Un dispositif qui, selon le site de la sécurité sociale, vise à aider les familles monoparentales quand un parent ne paie plus, ou partiellement, de pension alimentaire ou quand le montant de la pension versée est inférieur à celui de l’allocation de soutien familial (ASF).
Ce dispositif, généralisé en 2016 à toutes les CAF et à la MSA (la sécurité sociale agricole), est piloté par un organisme public, lui aussi créé sous François Hollande début 2017 : l’Aripa.
Qu’en est-il aujourd’hui?
Malgré l’existence de l’Aripa, la situation reste alarmante à en croire Terra Nova et l’actuel gouvernement.
Il s’agit d’un sujet « d’angoisse et de conflit pour trop de familles monoparentales », avait observé devant les députés Christelle Dubos, secrétaire d’État auprès de la ministre des Solidarités, soulignant qu' »un million de familles bénéficient d’une pension alimentaire, mais 20 à 40% ne la perçoivent pas, soit totalement, soit partiellement ».

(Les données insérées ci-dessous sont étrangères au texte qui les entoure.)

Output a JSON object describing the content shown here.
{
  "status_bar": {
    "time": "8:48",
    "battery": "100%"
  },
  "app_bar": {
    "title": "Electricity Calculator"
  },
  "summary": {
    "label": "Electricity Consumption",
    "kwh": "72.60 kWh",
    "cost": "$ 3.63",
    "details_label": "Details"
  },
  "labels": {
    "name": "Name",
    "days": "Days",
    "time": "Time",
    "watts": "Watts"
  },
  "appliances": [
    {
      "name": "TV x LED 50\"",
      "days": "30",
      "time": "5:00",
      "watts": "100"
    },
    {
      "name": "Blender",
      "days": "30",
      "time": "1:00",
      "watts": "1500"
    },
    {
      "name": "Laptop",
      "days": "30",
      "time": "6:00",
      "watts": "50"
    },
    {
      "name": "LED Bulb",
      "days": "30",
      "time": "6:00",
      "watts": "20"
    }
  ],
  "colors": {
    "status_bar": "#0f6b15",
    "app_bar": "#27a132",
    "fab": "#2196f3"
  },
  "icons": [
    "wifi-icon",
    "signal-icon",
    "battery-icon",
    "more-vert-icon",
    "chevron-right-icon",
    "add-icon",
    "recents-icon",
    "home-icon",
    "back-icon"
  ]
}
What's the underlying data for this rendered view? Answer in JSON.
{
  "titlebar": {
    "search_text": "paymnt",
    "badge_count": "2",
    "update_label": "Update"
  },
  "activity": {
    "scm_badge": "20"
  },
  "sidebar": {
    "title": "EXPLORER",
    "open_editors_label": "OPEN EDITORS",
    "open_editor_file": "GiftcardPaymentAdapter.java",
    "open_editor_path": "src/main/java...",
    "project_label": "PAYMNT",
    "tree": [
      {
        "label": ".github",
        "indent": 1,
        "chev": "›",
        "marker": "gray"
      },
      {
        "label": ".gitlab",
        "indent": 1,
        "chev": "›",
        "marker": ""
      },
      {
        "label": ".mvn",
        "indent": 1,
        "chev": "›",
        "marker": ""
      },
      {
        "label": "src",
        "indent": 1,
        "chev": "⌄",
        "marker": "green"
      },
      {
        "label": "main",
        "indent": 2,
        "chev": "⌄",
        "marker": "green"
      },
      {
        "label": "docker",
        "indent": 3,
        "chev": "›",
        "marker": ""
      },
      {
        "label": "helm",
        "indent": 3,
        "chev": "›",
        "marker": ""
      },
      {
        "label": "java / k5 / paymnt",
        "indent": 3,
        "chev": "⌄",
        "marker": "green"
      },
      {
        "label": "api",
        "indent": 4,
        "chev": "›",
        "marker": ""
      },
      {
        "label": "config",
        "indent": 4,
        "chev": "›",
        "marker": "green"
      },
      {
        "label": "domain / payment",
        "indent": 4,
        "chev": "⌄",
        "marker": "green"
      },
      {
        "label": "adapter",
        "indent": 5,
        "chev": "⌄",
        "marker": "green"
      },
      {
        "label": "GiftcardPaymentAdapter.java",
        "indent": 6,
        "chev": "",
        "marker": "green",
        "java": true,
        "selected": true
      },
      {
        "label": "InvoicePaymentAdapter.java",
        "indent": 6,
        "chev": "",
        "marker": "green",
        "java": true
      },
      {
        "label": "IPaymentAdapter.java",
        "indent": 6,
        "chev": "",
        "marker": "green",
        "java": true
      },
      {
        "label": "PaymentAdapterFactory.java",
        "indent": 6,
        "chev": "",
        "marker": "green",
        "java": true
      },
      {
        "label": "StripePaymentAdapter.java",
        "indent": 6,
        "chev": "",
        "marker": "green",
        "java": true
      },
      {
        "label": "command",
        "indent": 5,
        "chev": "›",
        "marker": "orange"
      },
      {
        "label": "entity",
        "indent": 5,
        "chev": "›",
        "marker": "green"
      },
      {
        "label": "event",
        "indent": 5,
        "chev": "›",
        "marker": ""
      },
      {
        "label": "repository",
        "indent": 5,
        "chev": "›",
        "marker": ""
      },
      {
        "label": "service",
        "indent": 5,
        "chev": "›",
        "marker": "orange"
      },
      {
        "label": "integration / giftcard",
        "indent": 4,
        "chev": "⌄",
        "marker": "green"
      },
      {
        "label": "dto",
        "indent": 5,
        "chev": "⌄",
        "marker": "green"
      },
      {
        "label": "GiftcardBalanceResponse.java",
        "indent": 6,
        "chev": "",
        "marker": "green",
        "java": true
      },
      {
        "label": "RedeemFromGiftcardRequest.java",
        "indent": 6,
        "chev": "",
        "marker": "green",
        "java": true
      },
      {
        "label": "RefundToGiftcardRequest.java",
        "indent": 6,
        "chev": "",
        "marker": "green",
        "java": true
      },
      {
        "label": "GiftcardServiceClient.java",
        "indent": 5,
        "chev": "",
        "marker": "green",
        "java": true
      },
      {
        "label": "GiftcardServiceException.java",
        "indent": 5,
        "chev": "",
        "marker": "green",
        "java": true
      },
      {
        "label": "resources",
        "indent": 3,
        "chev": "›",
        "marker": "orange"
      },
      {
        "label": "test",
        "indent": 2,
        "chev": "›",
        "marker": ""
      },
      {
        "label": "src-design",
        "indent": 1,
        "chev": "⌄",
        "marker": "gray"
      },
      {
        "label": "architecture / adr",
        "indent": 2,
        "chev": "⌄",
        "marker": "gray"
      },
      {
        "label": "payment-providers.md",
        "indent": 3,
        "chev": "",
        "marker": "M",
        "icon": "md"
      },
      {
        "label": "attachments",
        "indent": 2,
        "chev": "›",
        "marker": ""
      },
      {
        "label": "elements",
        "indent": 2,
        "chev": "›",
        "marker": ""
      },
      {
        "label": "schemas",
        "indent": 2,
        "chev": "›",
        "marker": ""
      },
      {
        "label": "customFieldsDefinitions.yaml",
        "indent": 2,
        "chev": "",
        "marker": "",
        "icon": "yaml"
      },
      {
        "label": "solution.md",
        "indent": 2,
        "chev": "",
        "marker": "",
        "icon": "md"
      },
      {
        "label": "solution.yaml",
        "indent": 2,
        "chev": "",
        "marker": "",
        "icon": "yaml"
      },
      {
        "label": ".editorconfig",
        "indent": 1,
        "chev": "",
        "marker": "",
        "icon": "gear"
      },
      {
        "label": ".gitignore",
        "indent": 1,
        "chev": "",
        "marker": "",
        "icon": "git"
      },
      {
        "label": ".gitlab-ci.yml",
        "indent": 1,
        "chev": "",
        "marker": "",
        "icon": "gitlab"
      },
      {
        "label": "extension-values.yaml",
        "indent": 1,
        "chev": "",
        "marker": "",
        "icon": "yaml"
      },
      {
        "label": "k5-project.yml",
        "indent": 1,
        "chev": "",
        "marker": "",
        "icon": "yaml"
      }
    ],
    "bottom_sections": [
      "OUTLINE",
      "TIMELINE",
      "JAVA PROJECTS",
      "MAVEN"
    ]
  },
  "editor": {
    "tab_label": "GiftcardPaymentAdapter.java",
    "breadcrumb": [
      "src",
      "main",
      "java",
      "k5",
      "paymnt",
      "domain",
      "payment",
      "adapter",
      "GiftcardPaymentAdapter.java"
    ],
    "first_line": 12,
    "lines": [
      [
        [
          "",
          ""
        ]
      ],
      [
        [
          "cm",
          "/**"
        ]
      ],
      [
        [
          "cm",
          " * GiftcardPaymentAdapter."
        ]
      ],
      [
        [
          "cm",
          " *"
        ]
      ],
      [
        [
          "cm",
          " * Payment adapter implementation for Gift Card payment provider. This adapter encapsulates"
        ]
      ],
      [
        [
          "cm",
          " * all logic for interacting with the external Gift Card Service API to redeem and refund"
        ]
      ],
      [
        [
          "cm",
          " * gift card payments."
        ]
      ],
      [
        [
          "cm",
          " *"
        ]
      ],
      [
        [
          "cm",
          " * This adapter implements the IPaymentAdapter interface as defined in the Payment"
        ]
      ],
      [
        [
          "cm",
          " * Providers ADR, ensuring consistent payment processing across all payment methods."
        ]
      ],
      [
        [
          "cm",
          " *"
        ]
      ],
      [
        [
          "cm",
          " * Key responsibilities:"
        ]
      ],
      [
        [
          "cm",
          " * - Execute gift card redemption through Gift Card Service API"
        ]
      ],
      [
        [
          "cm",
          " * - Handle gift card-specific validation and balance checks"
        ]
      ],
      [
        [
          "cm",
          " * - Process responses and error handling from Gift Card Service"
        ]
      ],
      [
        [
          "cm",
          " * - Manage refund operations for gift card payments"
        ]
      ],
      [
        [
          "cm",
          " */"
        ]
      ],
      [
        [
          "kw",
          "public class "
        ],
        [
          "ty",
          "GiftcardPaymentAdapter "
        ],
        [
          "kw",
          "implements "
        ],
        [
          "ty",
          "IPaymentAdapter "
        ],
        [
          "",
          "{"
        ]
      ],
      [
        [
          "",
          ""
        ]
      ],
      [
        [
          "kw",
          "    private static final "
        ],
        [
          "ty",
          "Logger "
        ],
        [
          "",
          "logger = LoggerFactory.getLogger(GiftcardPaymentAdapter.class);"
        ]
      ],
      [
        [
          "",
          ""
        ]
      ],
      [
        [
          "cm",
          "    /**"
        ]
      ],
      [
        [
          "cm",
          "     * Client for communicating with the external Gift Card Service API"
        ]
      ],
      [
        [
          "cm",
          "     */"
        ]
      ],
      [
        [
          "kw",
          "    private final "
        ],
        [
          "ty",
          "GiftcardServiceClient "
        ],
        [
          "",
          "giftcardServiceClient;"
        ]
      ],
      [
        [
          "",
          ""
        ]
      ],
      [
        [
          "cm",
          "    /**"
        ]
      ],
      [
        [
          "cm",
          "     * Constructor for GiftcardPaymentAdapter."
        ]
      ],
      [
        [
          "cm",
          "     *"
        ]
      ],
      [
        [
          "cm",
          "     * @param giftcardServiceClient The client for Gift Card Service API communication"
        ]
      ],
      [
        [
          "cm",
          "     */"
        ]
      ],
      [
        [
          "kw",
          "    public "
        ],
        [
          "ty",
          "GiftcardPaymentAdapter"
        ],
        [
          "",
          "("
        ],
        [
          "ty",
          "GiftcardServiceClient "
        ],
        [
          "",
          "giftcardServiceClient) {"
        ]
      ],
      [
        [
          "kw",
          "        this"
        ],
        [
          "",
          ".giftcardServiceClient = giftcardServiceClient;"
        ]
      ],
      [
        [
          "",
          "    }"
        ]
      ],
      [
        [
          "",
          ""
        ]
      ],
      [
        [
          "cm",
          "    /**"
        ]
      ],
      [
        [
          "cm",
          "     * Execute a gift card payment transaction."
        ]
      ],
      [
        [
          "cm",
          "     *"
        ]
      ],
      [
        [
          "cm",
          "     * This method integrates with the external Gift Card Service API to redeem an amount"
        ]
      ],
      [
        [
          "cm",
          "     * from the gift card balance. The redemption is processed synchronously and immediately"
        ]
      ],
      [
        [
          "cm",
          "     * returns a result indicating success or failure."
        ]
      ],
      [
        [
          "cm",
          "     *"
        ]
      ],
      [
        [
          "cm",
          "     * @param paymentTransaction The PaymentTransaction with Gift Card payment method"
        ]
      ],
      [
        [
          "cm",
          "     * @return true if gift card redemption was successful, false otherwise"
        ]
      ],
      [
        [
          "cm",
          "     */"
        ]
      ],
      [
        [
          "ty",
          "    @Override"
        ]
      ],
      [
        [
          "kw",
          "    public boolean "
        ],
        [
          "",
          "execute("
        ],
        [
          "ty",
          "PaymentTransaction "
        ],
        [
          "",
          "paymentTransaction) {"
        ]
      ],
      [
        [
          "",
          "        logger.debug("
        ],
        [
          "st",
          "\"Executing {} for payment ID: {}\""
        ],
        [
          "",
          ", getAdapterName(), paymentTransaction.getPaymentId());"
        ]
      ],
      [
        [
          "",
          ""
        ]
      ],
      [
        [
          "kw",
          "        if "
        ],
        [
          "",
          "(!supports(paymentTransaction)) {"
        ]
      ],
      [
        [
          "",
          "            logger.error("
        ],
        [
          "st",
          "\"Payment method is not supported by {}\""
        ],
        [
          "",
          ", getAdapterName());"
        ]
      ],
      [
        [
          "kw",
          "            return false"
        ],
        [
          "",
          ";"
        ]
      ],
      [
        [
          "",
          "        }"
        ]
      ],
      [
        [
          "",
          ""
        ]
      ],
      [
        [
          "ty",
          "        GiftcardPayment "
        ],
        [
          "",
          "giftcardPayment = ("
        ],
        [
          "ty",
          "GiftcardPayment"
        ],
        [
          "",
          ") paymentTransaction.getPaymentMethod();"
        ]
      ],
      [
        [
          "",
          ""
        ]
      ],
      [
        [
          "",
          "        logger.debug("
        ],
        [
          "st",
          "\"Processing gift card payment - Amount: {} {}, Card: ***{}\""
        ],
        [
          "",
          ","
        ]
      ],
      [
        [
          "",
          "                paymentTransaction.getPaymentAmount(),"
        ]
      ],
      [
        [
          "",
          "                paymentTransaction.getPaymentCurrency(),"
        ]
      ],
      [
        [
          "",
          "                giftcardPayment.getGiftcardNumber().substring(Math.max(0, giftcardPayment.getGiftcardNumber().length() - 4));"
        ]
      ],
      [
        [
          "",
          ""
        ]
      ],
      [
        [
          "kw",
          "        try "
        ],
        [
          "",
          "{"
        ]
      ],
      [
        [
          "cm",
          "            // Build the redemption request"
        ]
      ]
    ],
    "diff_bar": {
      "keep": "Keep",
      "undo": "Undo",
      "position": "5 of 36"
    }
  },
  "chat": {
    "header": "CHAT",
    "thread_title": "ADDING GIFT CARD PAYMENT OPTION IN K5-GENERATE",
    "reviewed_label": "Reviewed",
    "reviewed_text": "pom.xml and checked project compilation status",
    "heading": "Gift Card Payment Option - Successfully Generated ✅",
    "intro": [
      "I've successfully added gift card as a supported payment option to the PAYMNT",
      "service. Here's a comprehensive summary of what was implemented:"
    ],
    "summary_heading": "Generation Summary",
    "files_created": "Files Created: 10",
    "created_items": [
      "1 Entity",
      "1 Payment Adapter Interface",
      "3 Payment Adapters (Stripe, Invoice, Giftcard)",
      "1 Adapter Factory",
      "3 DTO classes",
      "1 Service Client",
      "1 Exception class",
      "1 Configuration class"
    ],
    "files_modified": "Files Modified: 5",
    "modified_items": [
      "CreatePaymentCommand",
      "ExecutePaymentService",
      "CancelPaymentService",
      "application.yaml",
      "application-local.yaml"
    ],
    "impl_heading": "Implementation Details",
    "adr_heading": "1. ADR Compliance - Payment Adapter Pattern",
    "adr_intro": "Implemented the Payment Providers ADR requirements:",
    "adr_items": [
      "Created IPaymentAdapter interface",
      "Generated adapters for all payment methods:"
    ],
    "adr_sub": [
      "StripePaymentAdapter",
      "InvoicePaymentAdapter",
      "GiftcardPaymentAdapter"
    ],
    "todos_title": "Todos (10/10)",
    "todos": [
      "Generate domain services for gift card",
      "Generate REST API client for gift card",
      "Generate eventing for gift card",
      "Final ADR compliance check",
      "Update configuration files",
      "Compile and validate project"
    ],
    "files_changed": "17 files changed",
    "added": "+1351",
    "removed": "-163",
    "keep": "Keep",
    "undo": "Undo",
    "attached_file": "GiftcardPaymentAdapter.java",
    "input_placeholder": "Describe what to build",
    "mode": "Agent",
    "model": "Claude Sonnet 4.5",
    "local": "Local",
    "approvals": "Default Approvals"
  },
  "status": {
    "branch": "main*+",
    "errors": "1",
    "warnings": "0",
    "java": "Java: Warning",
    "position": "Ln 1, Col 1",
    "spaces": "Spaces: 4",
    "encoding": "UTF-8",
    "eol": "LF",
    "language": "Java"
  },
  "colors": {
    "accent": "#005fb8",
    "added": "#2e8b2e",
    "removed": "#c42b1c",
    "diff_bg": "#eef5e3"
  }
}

Selon Terra Nova, les impayés de pension alimentaire constituent une situation « d’autant plus inacceptable » qu’elle concerne « souvent des personnes modestes » qui « utilisent encore trop rarement les procédures de recouvrement qui sont à leur disposition, soit qu’elles ne les connaissent pas, soit que la complexité administrative les rebute, soit qu’elles redoutent d’ouvrir un conflit avec leur ex-conjoint ».
Interrogée sur BFMTV et Franceinfo, Marlène Schiappa, la secrétaire d’Etat chargée de l’égalité entre les femmes et les hommes, a d’ailleurs évoqué cette « complexité administrative », notant qu’avec le dispositif de 2017, « de nombreux objectifs ne sont pas encore atteints ».
« Les ateliers [lors du grand débat] ont montré que le dispositif actuel n’est pas suffisamment accessible, rapide, efficace », a ainsi avancé la responsable sur Franceinfo.
« Le gouvernement veut désormais aller plus loin et garantir un dispositif efficace », a-t-elle par ailleurs résumé dans un communiqué, également publié jeudi soir.
Selon l’Insee, 1,7 million de familles sont monoparentales, soit plus d’une sur cinq (22%) – un taux qui a plus que doublé en 40 ans. Dans 85% des cas, la mère est la cheffe de famille. Environ 32,5% de ces familles vivent sous le seuil de pauvreté et 20% des bénéficiaires du RSA sont des mères isolées.